Ovid Loudspeaker

CLIENT:                      Audiosine Ltd, Unitec

PROJECT DATE:       2010

The companion piece of the Ovid Amplifier, this loudspeaker was submitted as my final undergraduate project.

Underlying the loudspeaker was the intention to really examine the loudspeaker in terms of materiality, and the ability to have each and every piece unique, while maintaining production manufacturability.  The result after intensive research was the decision to use slipcast porcelain as the cabinet material.  This required an empirical study on how to create a complex internal structure that broke up sound waves, while keeping the beautiful finish that porcelain is known for.

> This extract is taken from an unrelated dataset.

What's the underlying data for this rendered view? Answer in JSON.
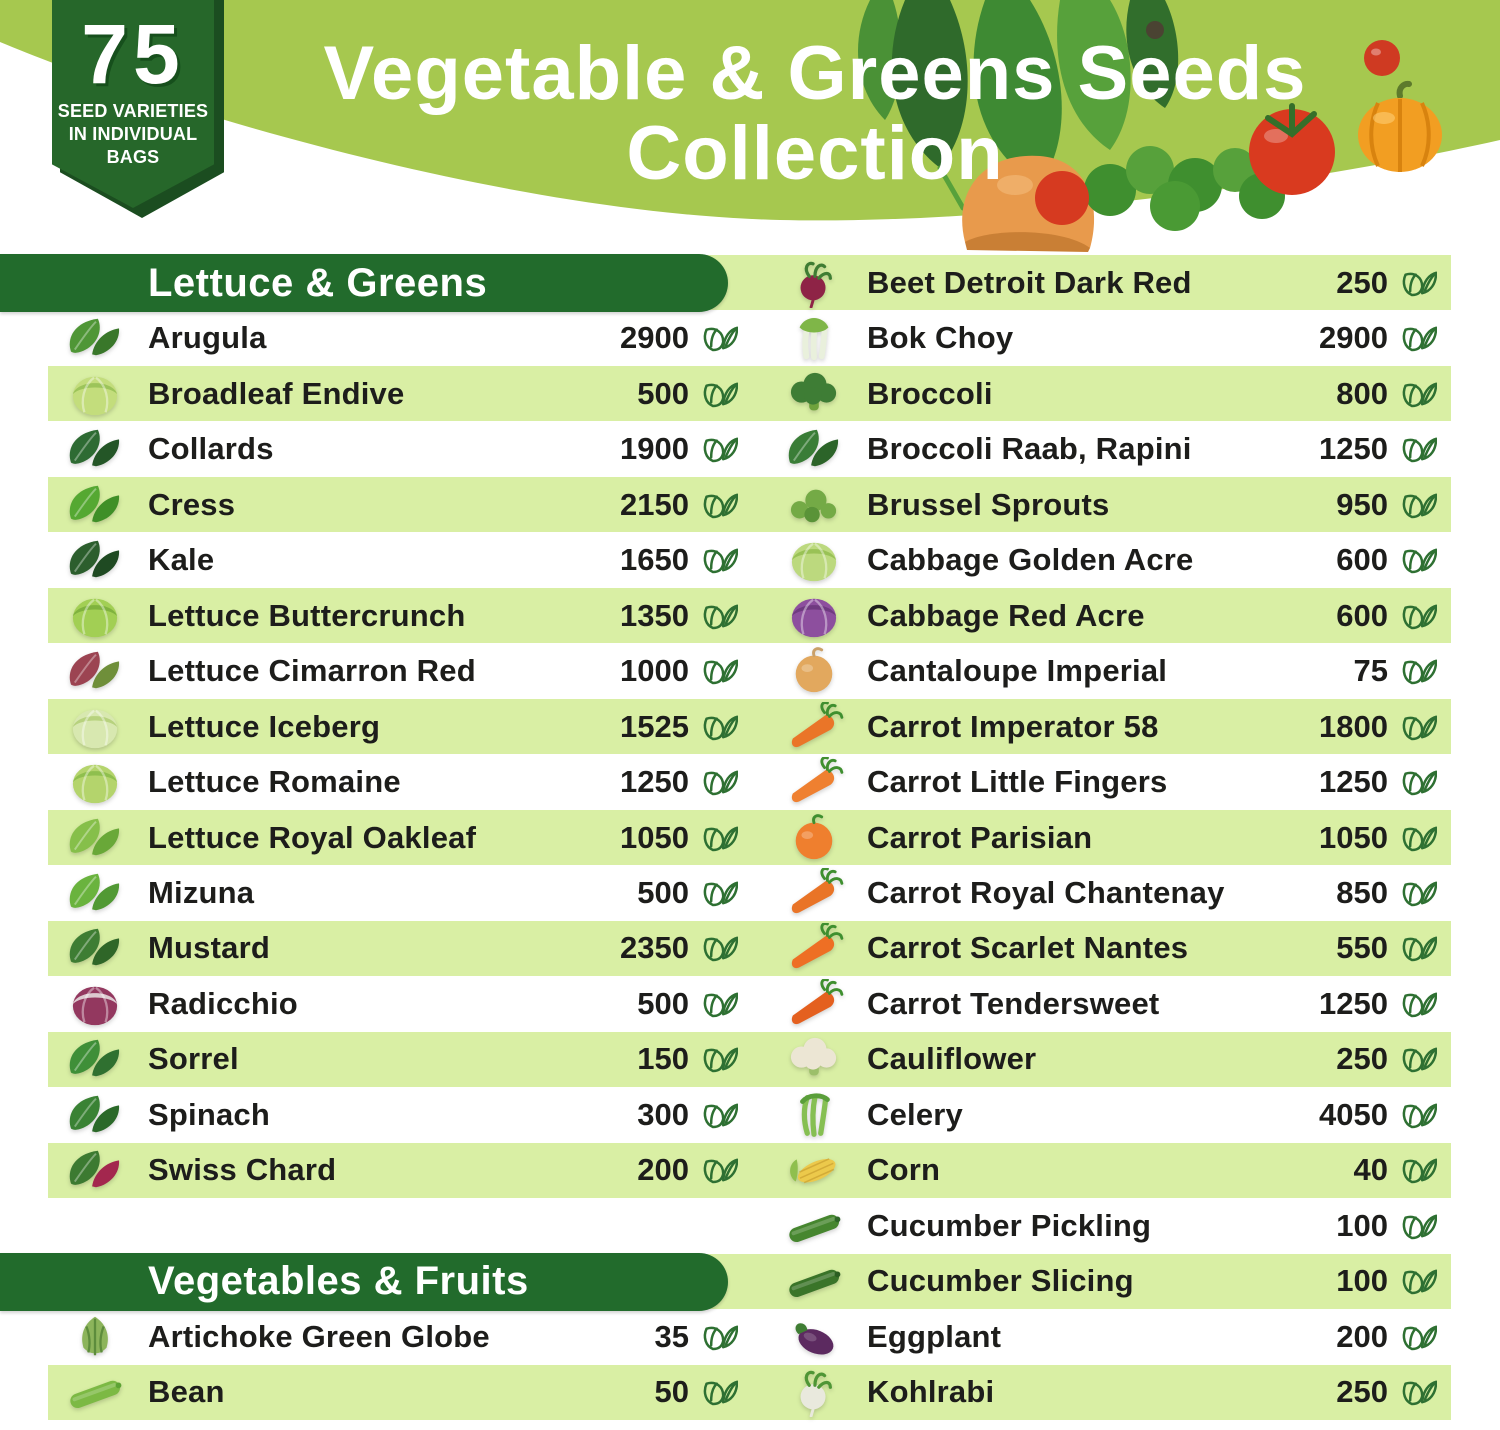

Making about 50 test pieces lead to using a proprietary paper/clay mix, and using a specific sponge used in yachting furniture within the loudspeaker.  When fired to 1170 degrees, the sponge disappears, leaving an extremely complex solid structure that damps the loudspeaker very well – avoiding the ringing that porcelain is known for.

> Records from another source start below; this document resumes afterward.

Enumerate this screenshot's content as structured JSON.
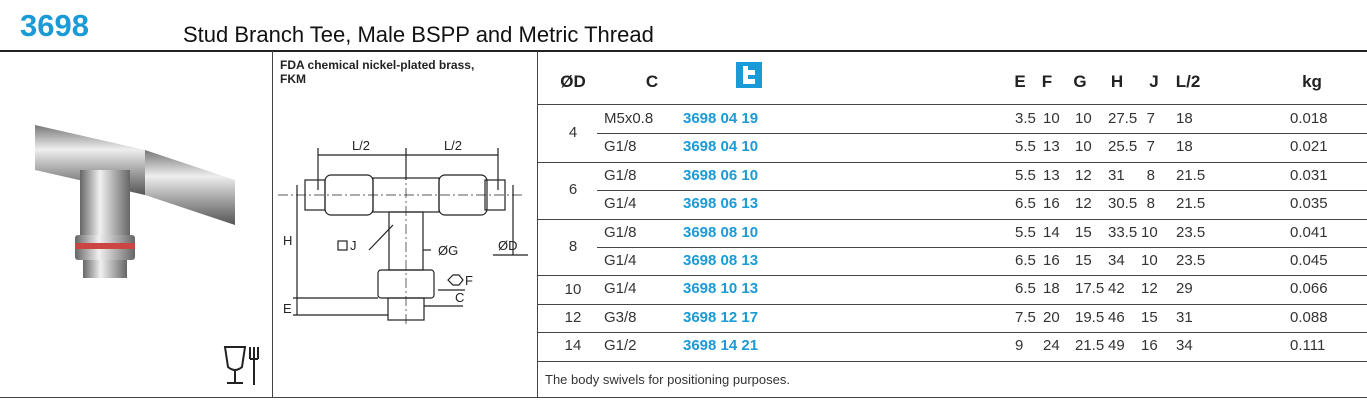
{
  "header": {
    "code": "3698",
    "title": "Stud Branch Tee, Male BSPP and Metric Thread"
  },
  "material": "FDA chemical nickel-plated brass, FKM",
  "diagram": {
    "l2_left": "L/2",
    "l2_right": "L/2",
    "h": "H",
    "j": "J",
    "g": "ØG",
    "d": "ØD",
    "f": "F",
    "e": "E",
    "c": "C"
  },
  "table": {
    "columns": [
      "ØD",
      "C",
      "E",
      "F",
      "G",
      "H",
      "J",
      "L/2",
      "kg"
    ],
    "groups": [
      {
        "d": "4",
        "rows": [
          [
            "M5x0.8",
            "3698 04 19",
            "3.5",
            "10",
            "10",
            "27.5",
            "7",
            "18",
            "0.018"
          ],
          [
            "G1/8",
            "3698 04 10",
            "5.5",
            "13",
            "10",
            "25.5",
            "7",
            "18",
            "0.021"
          ]
        ]
      },
      {
        "d": "6",
        "rows": [
          [
            "G1/8",
            "3698 06 10",
            "5.5",
            "13",
            "12",
            "31",
            "8",
            "21.5",
            "0.031"
          ],
          [
            "G1/4",
            "3698 06 13",
            "6.5",
            "16",
            "12",
            "30.5",
            "8",
            "21.5",
            "0.035"
          ]
        ]
      },
      {
        "d": "8",
        "rows": [
          [
            "G1/8",
            "3698 08 10",
            "5.5",
            "14",
            "15",
            "33.5",
            "10",
            "23.5",
            "0.041"
          ],
          [
            "G1/4",
            "3698 08 13",
            "6.5",
            "16",
            "15",
            "34",
            "10",
            "23.5",
            "0.045"
          ]
        ]
      },
      {
        "d": "10",
        "rows": [
          [
            "G1/4",
            "3698 10 13",
            "6.5",
            "18",
            "17.5",
            "42",
            "12",
            "29",
            "0.066"
          ]
        ]
      },
      {
        "d": "12",
        "rows": [
          [
            "G3/8",
            "3698 12 17",
            "7.5",
            "20",
            "19.5",
            "46",
            "15",
            "31",
            "0.088"
          ]
        ]
      },
      {
        "d": "14",
        "rows": [
          [
            "G1/2",
            "3698 14 21",
            "9",
            "24",
            "21.5",
            "49",
            "16",
            "34",
            "0.111"
          ]
        ]
      }
    ]
  },
  "footnote": "The body swivels for positioning purposes."
}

The Ogura building in Shinjuku, Tokyo inspired the physical form.  The form rises from the floor – hiding the bass driver- much as this building does.  The ribs solve several issues: they visually anchor the form to the floor and allow airflow for the base driver.  Most importantly they support the form as it is fired in the kiln – as porcelain requires a very high firing temperature for the clay to turn vitreous, the very tall piece becomes plastic.  By using the ribs, the structure maintains the desired form throughout the firing sequence.